I was struck by the role that was attributed to the motor system in speech perception. You talk about it as a modulation of the auditory signals by motor signals. I might think that it's more than modulation. Indeed, in the motor control theories, when we have two inputs about the same signal (let's say vision and proprioception about hand position), one of them does not modulate the other. Rather, an estimate of hand position is obtained through combination of the visual and proprioceptive inputs (in a Bayesian way). Indeed, your estimate will always be more accurate (smaller SD) if you have several sources than if you have only one of them.

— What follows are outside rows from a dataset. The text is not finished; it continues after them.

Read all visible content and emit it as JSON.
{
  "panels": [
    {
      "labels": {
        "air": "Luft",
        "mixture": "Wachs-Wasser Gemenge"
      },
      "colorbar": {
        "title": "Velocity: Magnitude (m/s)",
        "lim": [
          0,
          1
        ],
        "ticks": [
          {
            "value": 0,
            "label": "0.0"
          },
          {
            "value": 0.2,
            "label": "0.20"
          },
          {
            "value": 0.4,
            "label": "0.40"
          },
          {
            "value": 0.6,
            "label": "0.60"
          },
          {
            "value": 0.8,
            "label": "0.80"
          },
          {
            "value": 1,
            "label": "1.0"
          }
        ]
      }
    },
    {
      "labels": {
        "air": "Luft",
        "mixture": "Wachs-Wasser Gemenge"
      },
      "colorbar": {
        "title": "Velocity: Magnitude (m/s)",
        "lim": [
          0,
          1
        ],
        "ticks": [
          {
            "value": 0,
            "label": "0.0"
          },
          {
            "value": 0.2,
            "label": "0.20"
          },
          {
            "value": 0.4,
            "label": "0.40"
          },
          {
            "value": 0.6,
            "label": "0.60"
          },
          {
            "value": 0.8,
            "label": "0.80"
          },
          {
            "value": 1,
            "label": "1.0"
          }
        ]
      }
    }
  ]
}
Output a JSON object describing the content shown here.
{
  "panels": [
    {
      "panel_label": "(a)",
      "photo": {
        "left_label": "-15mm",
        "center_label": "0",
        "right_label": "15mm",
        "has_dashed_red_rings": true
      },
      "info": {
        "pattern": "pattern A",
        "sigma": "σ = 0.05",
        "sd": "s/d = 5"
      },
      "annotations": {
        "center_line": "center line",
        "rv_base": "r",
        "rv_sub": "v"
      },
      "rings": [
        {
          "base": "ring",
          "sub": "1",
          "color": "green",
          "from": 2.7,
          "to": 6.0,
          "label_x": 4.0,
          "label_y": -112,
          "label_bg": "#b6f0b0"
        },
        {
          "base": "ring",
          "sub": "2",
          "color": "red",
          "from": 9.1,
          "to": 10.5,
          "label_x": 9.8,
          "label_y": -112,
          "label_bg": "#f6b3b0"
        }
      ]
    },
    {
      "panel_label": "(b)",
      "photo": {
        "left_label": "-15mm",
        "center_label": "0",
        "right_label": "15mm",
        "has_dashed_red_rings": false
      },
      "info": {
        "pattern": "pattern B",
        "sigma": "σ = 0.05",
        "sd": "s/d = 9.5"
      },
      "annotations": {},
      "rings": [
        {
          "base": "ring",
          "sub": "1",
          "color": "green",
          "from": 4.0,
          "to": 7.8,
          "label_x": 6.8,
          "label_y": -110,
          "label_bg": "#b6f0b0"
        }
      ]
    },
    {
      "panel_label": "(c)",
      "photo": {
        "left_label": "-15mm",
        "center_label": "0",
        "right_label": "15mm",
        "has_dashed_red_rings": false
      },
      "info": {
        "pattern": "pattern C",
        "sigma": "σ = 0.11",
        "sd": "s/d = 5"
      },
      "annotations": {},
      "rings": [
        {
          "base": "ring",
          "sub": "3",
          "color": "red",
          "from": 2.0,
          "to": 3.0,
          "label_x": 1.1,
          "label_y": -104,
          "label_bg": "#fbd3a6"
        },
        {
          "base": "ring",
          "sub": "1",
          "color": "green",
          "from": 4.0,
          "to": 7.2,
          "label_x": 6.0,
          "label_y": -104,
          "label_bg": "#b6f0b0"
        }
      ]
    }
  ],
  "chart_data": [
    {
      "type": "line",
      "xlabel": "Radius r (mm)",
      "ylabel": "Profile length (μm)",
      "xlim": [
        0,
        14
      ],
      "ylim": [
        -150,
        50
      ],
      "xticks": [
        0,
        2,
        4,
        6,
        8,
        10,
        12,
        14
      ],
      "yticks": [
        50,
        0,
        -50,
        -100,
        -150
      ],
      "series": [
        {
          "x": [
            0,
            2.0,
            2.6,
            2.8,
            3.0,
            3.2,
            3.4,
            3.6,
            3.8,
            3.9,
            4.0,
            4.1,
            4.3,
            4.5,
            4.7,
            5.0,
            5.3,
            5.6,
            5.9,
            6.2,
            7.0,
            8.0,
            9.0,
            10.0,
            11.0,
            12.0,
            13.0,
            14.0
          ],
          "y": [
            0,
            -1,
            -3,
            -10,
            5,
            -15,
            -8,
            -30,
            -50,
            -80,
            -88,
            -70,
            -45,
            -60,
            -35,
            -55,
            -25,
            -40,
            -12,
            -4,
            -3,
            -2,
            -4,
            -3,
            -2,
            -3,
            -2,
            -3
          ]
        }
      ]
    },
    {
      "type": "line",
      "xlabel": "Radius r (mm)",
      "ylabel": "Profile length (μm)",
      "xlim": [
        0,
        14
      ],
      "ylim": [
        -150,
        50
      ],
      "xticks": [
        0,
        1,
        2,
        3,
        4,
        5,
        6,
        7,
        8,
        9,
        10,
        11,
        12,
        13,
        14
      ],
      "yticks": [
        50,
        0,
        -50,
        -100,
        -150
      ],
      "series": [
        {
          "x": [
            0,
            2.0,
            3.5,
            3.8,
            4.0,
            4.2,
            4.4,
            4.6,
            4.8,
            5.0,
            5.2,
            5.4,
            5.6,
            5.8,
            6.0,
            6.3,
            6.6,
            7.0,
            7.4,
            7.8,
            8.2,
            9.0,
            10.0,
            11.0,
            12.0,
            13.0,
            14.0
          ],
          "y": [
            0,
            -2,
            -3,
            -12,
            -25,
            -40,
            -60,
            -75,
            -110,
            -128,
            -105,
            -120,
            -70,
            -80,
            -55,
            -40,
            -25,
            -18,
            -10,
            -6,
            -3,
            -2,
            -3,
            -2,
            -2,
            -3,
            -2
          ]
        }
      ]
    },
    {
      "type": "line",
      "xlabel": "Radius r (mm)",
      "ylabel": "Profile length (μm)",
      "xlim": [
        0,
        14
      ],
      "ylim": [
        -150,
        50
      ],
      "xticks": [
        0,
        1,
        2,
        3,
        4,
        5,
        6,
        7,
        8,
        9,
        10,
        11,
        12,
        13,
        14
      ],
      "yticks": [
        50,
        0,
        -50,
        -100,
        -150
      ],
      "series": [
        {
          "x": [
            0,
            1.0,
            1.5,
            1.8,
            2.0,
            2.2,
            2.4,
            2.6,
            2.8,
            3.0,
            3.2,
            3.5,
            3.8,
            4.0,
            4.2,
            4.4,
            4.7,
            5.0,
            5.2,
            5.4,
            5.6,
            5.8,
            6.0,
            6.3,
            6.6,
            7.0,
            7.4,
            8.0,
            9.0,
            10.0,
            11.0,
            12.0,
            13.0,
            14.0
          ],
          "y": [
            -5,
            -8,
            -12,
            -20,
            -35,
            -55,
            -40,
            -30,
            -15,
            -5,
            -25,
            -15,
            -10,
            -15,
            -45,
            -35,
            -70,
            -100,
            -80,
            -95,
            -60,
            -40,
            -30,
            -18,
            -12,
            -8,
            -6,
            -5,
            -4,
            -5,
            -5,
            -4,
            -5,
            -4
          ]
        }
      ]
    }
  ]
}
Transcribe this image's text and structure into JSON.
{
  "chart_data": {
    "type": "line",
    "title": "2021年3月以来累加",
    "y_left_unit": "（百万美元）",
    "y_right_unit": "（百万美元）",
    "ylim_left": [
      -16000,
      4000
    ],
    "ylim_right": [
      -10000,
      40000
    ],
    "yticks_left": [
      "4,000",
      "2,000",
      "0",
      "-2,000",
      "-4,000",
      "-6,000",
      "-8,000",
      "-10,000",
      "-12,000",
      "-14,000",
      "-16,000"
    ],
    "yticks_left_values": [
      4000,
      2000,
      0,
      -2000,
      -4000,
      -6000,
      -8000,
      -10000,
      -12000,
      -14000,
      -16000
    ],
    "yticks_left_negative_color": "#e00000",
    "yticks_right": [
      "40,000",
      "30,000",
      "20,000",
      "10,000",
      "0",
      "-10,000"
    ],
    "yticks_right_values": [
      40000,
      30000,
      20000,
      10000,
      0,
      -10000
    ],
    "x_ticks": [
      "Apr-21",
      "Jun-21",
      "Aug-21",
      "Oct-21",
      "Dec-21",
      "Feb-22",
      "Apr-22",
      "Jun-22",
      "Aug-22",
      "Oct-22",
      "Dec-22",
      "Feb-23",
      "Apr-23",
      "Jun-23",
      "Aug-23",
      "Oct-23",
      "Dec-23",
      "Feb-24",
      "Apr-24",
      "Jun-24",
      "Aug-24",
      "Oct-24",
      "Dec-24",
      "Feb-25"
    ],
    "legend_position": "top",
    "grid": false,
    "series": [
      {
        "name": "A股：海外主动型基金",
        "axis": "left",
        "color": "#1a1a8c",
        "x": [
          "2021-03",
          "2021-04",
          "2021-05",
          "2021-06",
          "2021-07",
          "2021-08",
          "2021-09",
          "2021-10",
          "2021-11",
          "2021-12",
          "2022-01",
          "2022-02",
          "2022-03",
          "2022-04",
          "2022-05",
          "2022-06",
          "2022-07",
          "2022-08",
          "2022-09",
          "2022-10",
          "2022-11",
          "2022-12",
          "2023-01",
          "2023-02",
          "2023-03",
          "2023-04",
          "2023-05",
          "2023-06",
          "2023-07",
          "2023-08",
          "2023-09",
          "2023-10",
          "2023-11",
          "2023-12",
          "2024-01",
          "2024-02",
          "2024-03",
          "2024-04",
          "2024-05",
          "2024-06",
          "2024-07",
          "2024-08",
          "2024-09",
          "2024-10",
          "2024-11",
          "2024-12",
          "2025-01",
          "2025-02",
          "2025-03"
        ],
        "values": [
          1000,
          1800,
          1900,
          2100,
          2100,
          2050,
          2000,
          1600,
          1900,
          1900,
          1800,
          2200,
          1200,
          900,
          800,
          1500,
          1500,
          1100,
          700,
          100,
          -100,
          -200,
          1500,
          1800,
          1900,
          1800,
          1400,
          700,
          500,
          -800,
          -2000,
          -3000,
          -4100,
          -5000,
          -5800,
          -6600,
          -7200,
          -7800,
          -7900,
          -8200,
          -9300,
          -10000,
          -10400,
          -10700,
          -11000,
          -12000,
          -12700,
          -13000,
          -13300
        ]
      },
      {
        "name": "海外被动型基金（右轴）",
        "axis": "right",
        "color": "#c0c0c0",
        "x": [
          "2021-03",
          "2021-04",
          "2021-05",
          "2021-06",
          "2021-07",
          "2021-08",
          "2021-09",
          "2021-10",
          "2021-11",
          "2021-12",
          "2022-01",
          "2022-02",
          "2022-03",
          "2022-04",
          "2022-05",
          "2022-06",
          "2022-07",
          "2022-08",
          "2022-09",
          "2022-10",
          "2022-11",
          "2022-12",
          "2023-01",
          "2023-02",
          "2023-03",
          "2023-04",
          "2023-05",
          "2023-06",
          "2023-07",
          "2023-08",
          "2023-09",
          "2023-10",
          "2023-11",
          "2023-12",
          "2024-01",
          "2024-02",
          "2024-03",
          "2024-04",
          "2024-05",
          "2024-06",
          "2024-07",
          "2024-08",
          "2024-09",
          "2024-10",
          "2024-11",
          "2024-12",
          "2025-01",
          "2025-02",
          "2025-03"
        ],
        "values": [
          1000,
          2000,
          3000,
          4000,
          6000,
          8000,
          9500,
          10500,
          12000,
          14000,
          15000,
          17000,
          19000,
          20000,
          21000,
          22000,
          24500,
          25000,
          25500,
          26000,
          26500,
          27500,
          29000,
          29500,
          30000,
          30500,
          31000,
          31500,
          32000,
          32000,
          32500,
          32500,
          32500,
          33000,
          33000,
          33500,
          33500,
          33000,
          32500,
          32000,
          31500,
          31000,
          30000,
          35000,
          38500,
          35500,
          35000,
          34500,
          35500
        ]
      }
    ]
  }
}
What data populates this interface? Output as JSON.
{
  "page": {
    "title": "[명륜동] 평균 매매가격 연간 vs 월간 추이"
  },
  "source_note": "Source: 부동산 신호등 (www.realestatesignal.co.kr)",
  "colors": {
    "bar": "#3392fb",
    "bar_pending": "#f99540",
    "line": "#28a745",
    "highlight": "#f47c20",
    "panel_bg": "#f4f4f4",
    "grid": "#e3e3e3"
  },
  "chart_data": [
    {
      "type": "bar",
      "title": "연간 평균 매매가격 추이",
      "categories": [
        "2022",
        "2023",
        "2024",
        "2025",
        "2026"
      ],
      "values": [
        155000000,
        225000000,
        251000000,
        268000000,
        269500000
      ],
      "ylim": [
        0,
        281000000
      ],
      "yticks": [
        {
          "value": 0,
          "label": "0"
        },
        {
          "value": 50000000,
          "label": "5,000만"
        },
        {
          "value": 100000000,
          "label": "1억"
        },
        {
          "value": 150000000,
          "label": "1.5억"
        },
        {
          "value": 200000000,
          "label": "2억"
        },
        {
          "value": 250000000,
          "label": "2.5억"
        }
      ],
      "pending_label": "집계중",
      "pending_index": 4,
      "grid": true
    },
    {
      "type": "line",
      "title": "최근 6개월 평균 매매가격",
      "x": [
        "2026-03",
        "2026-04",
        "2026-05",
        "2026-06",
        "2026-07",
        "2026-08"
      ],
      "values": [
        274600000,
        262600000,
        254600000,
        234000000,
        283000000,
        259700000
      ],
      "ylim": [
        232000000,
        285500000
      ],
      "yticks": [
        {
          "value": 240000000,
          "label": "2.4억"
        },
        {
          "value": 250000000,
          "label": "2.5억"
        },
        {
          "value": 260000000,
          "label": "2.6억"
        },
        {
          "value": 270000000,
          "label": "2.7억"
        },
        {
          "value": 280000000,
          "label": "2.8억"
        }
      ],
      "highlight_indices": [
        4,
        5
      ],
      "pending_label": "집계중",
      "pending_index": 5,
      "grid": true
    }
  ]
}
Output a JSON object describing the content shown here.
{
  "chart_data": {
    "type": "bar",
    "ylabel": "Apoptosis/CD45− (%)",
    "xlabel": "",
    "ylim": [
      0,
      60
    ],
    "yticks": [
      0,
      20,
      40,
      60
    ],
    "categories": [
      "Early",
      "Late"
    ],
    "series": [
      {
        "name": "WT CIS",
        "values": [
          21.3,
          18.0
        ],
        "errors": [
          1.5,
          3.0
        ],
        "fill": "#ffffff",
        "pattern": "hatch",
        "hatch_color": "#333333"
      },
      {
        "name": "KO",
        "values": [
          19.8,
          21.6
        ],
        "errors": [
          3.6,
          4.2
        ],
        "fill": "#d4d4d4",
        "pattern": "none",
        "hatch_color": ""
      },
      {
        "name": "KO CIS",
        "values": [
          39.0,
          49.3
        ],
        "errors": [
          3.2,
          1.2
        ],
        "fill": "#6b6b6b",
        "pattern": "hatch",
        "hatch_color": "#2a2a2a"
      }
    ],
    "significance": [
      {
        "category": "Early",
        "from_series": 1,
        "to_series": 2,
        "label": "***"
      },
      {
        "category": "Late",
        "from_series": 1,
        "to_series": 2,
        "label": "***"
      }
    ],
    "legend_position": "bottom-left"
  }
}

So here is my question: Can't we have two speech perception signals that originate from different systems and that are combined together to obtain the best estimate?

JJ

PS: I was amazed by the accuracy of your description of motor control system (p.376).

Greg Hickok said...

JJ - You are right to suggest that if you have two inputs about the same signal they can potentially combine rather than one driving and the other modulating. But this depends on what the inputs are. Notice that in your example you used two sensory inputs, not a sensory and a motor one. In speech we see the same combining of two sensory inputs when auditory and visual speech combine to yield the McGurk effect.

I don't think this kind of combination of inputs occurs in the case of a sensory and a motor signal because it would defeat the whole purpose of forward prediction in motor control. Here's why: If my motor system generates a forward prediction about a sensory state and that prediction doesn't match my sensory feedback, combining these signals would not result in a veridical estimate of the error between predicted and actual states (which is what you need for motor control) but rather a blurring of the difference. In fact, given the goals of motor-based forward prediction, I'm coming to think that I'm wrong that these signals can be used productively to modulate perception of others' speech.

VilemKodytek said...

I am confused by your last sentence, Greg. If perception of others’ speech is not a strictly bottom-up process, what does it mean? That one’s motor system may not participate in analysis by synthesis at all?

Greg Hickok said...

Right. I don't think the motor system participates in analysis by synthesis at all. I believe in the concept of AxS but I don't think it is coming out of the motor system. Instead I think it is coming out of higher levels (e.g., lexical) of the ventral stream.

I currently think that existing observations regarding motor effects on speech perception via TMS, fatigue, etc. involve bending the system in way it was not intended to operate and indeed doesn't operate normally. By analogy, the field has found a screwdriver (the motor system) and has shown that you can make a little headway hammering nails (speech perception) with it.

VilemKodytek said...

Thank you. So in your MN Forum Fig.2 you've moved to the square A.

By the way, humans are unique in the ability to use tools in many different ways. :-)

Greg Hickok said...

For speech perception yes, I'm in box A at the moment until some bit of evidence pushes me out. For speech production I'm in box C though: speech motor control needs the auditory system!